Friday, January 21, 2011

Understanding the Tea Party's Motivations

The Washington Post has a story this morning (here) about a rift among House Republicans over the depth of proposed spending cuts. Many want far deeper cuts than the leadership is proposing. They want to cut not only fat, but muscle, sinew, even bone. What they seek is not a more economically efficient federal government - it would be a mistake to suppose that they are social-welfare consequentialists.

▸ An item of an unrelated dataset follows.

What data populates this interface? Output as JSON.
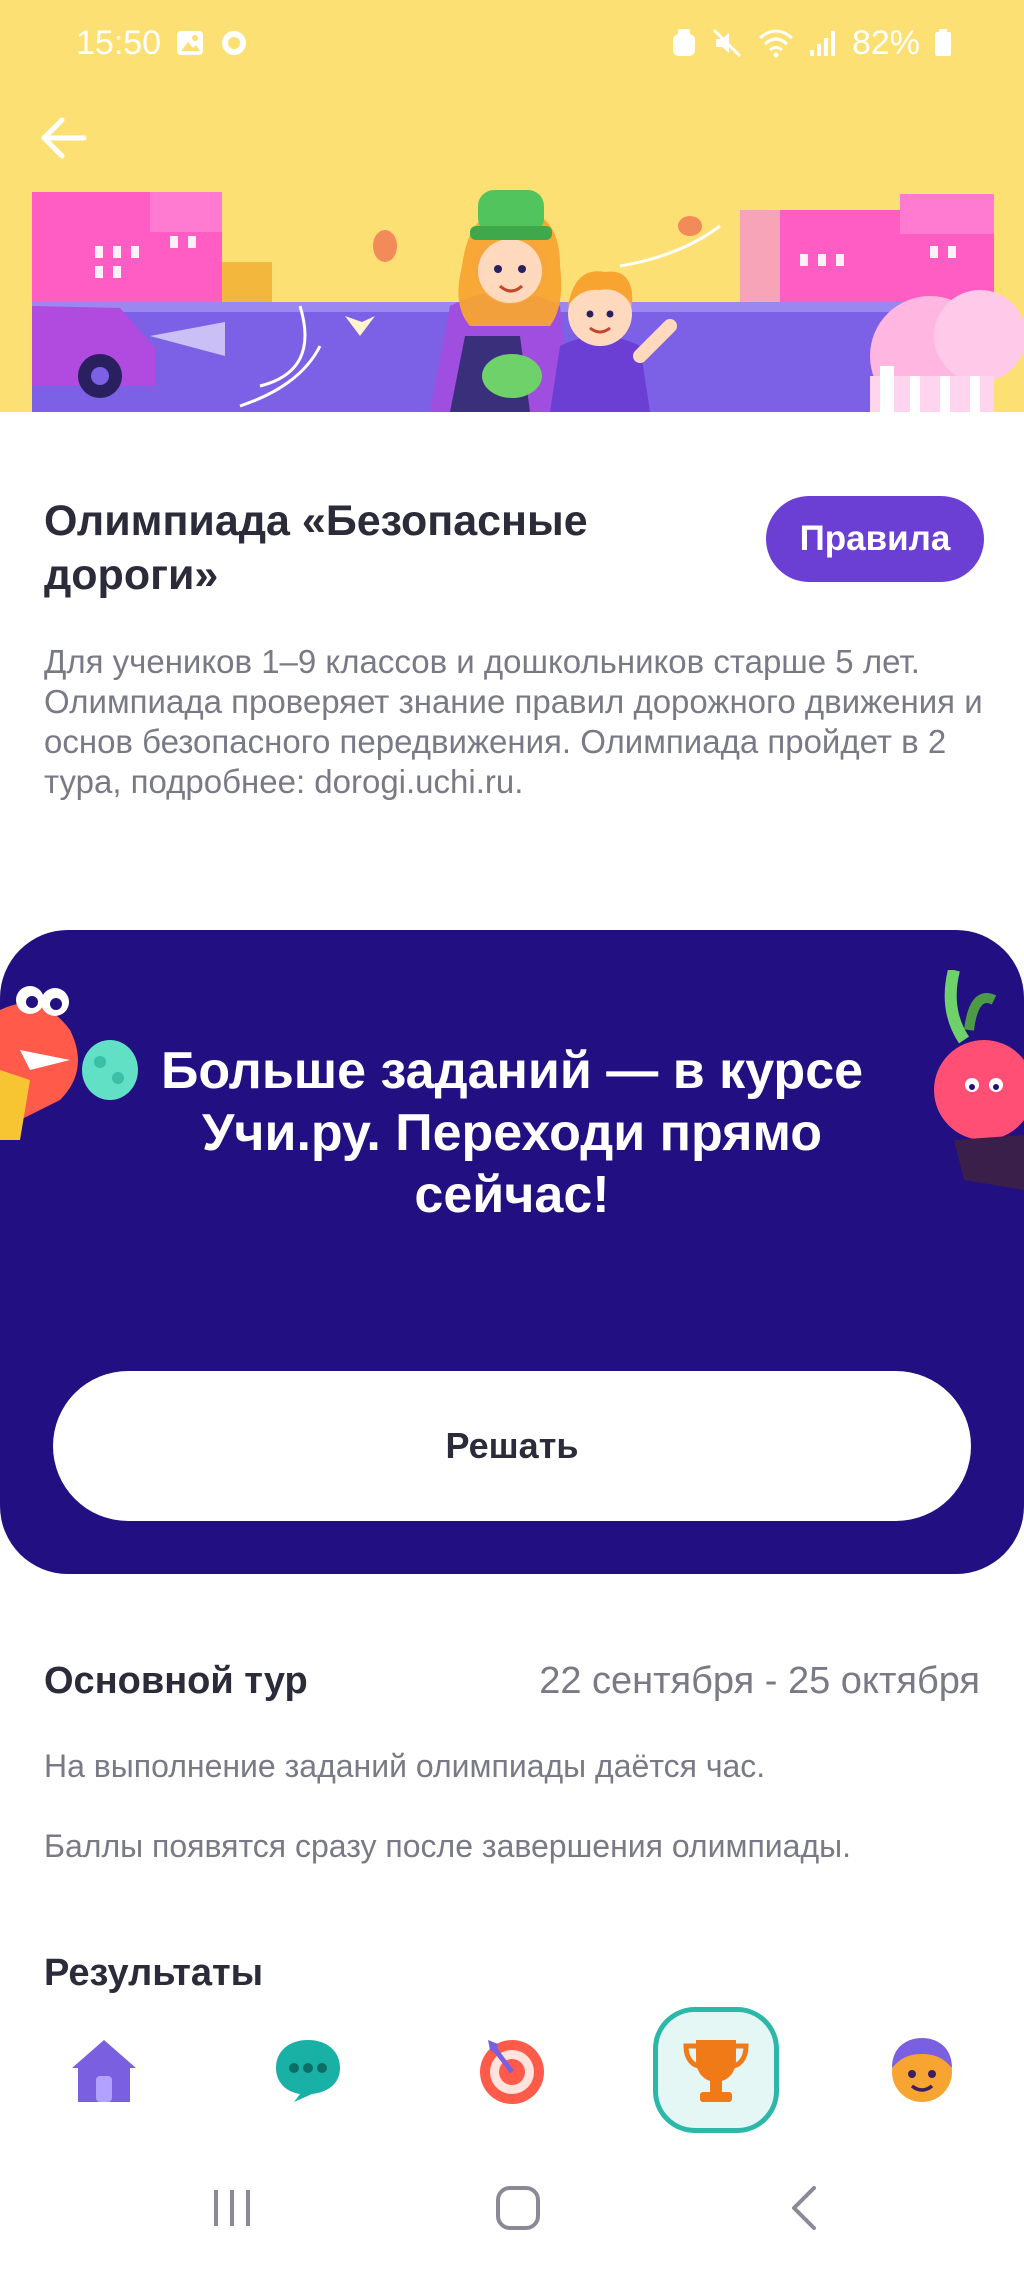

The motivation of tea-partiers is not economic but ideological. They want to shrink the federal  government simply for the sake of smaller government, pretty much regardless of consequences for social welfare.

The problem the tea-partiers inevitably will confront is that, however much voters say they want smaller government, they tend to want it only for other people. For themselves, they typically want whatever government programs benefit them. That's why it is not irrational, even if it is contradictory, for a protester to carry a sign that reads, "No Socialized Medicine; Keep Your Hands Off My Medicare."

I suspect Tea Party-backed members of Congress are going to find it difficult to retain their ideologically purity of heart, unless they are willing to sacrifice their own political futures. And while it would be a mistake to suppose that they are social-welfare consequentialists, it would be a bigger mistake to suppose that they are heroes who do not care about their own welfare.